The third rose is ‘Albéric Barbier’ of 1900. This flower opened during relatively cool weather and thus shows a suffusion of yellow in the center. On the rare occasions when the weather conditions are just right, the flowers open pale yellow; in typically warm weather the flowers open white with no trace of yellow.
It was only when I noticed the suffusion of yellow in each of these roses that I began to connect them and see them in a historical context. Their recorded parentage suggests that they have little in common, yet they are much alike. When ‘Lamarque’ was introduced, roses in the modern high-centered style had yet to be developed. By the time the climbing form of ‘Devoniensis’ was introduced, the roses which were to become known as hybrid teas were already making the rounds. And by the time ‘Albéric Barbier’ was introduced, it must have seemed a bit old-fashioned from the start.
But maybe that was a good thing. When ‘Albéric Barbier’ was introduced, there must have been many rosarians who were very familiar with ‘Lamarque’ and ‘Devoniensis’. In ‘Albéric Barbier’ I wonder if they saw a chance to grow a similar rose under harsher conditions. Here in eastern North America, both ‘Lamarque’ and ‘Devoniensis’ are dubious much north of zone 8; ‘Albéric Barbier’ on the other hand takes our winters with ease and becomes a force with which to reckon.
Much as the flowers look alike, the fragrances of these roses are different. ‘Lamarque’ is sweet tea, ‘Devoniensis’ is tea with added sweetness and body, ‘Albéric Barbier’ is refreshingly tart green apple.
'Lamarque’ and ‘Devoniensis’ are results of cutting-edge hybridization in the early nineteenth century. The newly introduced tea rose (itself an old hybrid from China) was crossed with various existing European roses; the result was a sudden profusion of roses unlike any seen before. Because the potentially huge climbing Rosa moschata figured in the mix, some of these new roses were climbers by nature. These came to be known as Noisette roses or, if the tea influence was strong, tea-noisettes. Those which remained bushy, such as ‘Devoniensis’ came to be known as tea roses. When they produced climbing sports, those sports were called climbing teas rather than tea-noisettes. But the differences involved are differences of degree rather than differences in kind, and the resulting horticultural categories are highly artificial.

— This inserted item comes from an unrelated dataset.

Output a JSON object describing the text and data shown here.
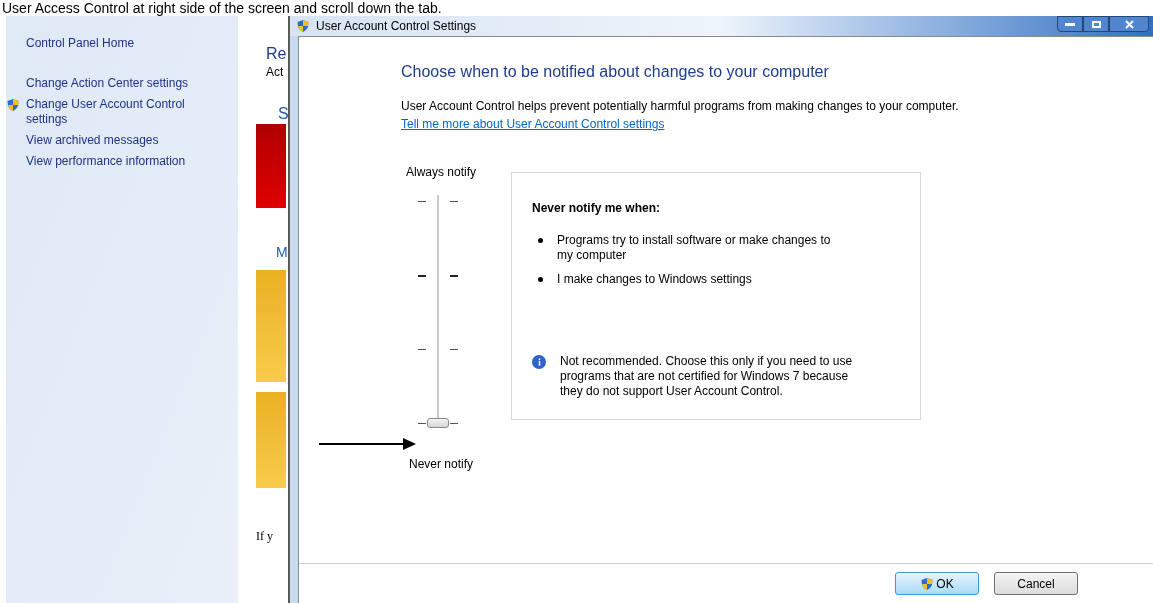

‘Albéric Barbier’ was the result of a similar but utterly different burst of cutting-edge hybridization nearly a century later. A newly introduced rose then known as Rosa wichuraiana was used to produce hybrids which in some ways paralleled the early nineteenth century hybrids and in other ways were very different. It’s easy to believe that those first hybridizers who used Rosa wichurana (as it is now called) had the high bar of accomplishment set by their early nineteenth century predecessors in mind: they managed to combine the grace of the early nineteenth century hybrids with a degree of vigor and cold hardiness formerly rare in climbing roses. The resulting hybrids were hugely popular for the next twenty or thirty years, and then began to slip into obscurity. Tastes have changed, but the roses themselves are as good as they ever were; and some of us are very glad indeed that so many have survived and can be grown in our gardens today.